Надзиратель покинул нас в полнейшей тишине, если только не считать металлического позвякиванья связки его ключей, после того как он показал в окошечке разрешение на выход, каковое ему тотчас же и вернули. Все так же, в тишине, внутренняя сторона стены уступила место внешней; снаружи было еще грязнее; с двух концов здания стояли караулки, куда было засунуто по одному часовому. На улице шел густой снег с дождем, перерезывая наискосок побеленный фасад кафе напротив тюрьмы; можно себе представить, как тепло было человеку, одетому лишь в комбинезон. Но Клер и это предусмотрела: на лавочке лежало пальто. Тремя минутами позже мы уже выезжали из города, — я сидел впереди, раненый — позади, чтобы удобнее поместить больную ногу, — предоставив заботу о том, как заполнить тишину, стрелке на ветровом стекле машины и шуршанию шин по мокрому асфальту. На фоне пропитанного влагой пейзажа, обесцвеченного колышущимся над ним туманом, который утыкался то в темные стрелы живых изгородей, то в блестящие, полные воды канавы, начали проплывать: направо — деревянные телефонные столбы, налево — цементные столбы «Электрисите де Франс», на тех и других были натянуты провода — с них капали тяжелые капли. Мосты, железнодорожные переезды, которые заставляют без конца сменять направление и ехать то вдоль железнодорожного полотна с ржавыми рельсами, то по дороге, то вдоль Большой Верзу, сплетенных вместе со времен Второй империи, — мы миновали все это, и ни разу я не поймал в зеркальце машины взгляда чужака. Мосье Тридцать спал. По крайней мере, закрыл глаза, укутавшись в мое пальто. Успокоенный, а может, притворившись, что спокоен, как и я сам. Непосредственность — это очень мило, пока не воспоследует все вытекающее из нее, все обременительное. С небольшим количеством комфорта — свет, отопление — пристройка позволит нашему гостю чувствовать себя в полной независимости. Но ведь нужно еще есть, мыться, одеваться. Жизнь сообща предполагает, что вы будете дышать в одних и тех же комнатах, ходить мыться в одну и ту же ванную, есть за одним столом. Сможет ли этот отшельник долго выносить наше присутствие? А мы — его?
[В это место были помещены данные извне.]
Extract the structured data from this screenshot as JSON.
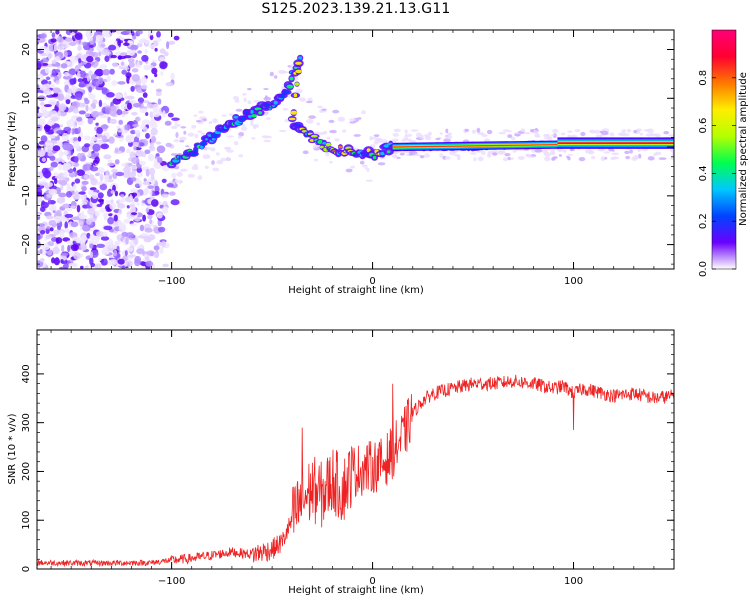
{
  "title": "S125.2023.139.21.13.G11",
  "chart_data": [
    {
      "type": "heatmap",
      "xlabel": "Height of straight line (km)",
      "ylabel": "Frequency (Hz)",
      "xlim": [
        -167,
        150
      ],
      "ylim": [
        -25,
        24
      ],
      "x_ticks": [
        -100,
        0,
        100
      ],
      "y_ticks": [
        -20,
        -10,
        0,
        10,
        20
      ],
      "colorbar": {
        "label": "Normalized spectral amplitude",
        "range": [
          0,
          1
        ],
        "ticks": [
          0.0,
          0.2,
          0.4,
          0.6,
          0.8
        ],
        "colors": [
          "#ffffff",
          "#6a00ff",
          "#0044ff",
          "#00c8ff",
          "#00ff50",
          "#b4ff00",
          "#ffee00",
          "#ff7800",
          "#ff0030",
          "#ff0078"
        ]
      },
      "ridge": [
        {
          "x": -100,
          "y": -3
        },
        {
          "x": -90,
          "y": -1
        },
        {
          "x": -80,
          "y": 2
        },
        {
          "x": -70,
          "y": 5
        },
        {
          "x": -60,
          "y": 7
        },
        {
          "x": -50,
          "y": 9
        },
        {
          "x": -42,
          "y": 12
        },
        {
          "x": -36,
          "y": 18
        },
        {
          "x": -40,
          "y": 5
        },
        {
          "x": -30,
          "y": 2
        },
        {
          "x": -20,
          "y": -0.5
        },
        {
          "x": -10,
          "y": -1
        },
        {
          "x": 0,
          "y": -1.5
        },
        {
          "x": 10,
          "y": 0
        },
        {
          "x": 20,
          "y": 0
        },
        {
          "x": 50,
          "y": 0
        },
        {
          "x": 80,
          "y": 0.5
        },
        {
          "x": 92,
          "y": 0.5
        },
        {
          "x": 95,
          "y": 0.8
        },
        {
          "x": 150,
          "y": 0.8
        }
      ]
    },
    {
      "type": "line",
      "xlabel": "Height of straight line (km)",
      "ylabel": "SNR (10 * v/v)",
      "xlim": [
        -167,
        150
      ],
      "ylim": [
        0,
        490
      ],
      "x_ticks": [
        -100,
        0,
        100
      ],
      "y_ticks": [
        0,
        100,
        200,
        300,
        400
      ],
      "color": "#ee2222",
      "series": [
        {
          "x": [
            -167,
            -140,
            -110,
            -100,
            -90,
            -80,
            -70,
            -60,
            -50,
            -45,
            -40,
            -35,
            -30,
            -25,
            -20,
            -15,
            -10,
            -5,
            0,
            5,
            10,
            15,
            20,
            25,
            30,
            40,
            50,
            60,
            70,
            80,
            90,
            95,
            100,
            105,
            110,
            120,
            130,
            140,
            150
          ],
          "y": [
            13,
            12,
            13,
            18,
            22,
            28,
            35,
            30,
            40,
            55,
            100,
            140,
            165,
            150,
            185,
            160,
            200,
            205,
            210,
            215,
            240,
            270,
            320,
            345,
            360,
            370,
            380,
            380,
            385,
            380,
            370,
            375,
            360,
            370,
            365,
            355,
            360,
            350,
            355
          ]
        }
      ],
      "annotations": [
        {
          "x": 100,
          "y": 490
        },
        {
          "x": 100,
          "y": 285
        },
        {
          "x": 10,
          "y": 380
        },
        {
          "x": -35,
          "y": 290
        }
      ]
    }
  ]
}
Когда мы въезжали в ту часть леса, что предшествует Лагрэри, я снова обратился к зеркальцу. Он повернул голову. Из-под опущенных век он смотрел на березовую рощу, оплакивавшую свои последние листья, потом перевел взгляд на оголенную поросль тополей, взметнувшуюся на старых пнях и уже достаточно крепкую, чтобы служить насестом птицам, и на мокнущие каштаны, темные, как морские ежи, и опавшие вразброс, с худосочными плодами, на которые никто не обращал внимания. Внезапно, когда после зоны сушняка, приносящей большой доход, молодая поросль каштанов уступила место плантации елок, раскинувшейся на землях барона Тордрэя, я, само лукавство, принялся декламировать дю Фомбера:

Кто нарядит елку,

Принесет индюшку?

Это маленький Христос,

Любящий игрушки.

Гость попробовал улыбнуться, но тотчас же сказал:

— Я буду самым неблагодарным из гостей. А правда, почему вы занимаетесь мной?



Мы поднялись на вершину холма и стали спускаться к деревне, ощетинившейся антеннами, готовыми проткнуть облака, бежавшие на уровне крыш. Я сделал передышку для ответа, подождав, пока не покажется дощечка с надписью «Рю-Гранд» в углу первого дома, чья дырявая водосточная труба орошала тротуар.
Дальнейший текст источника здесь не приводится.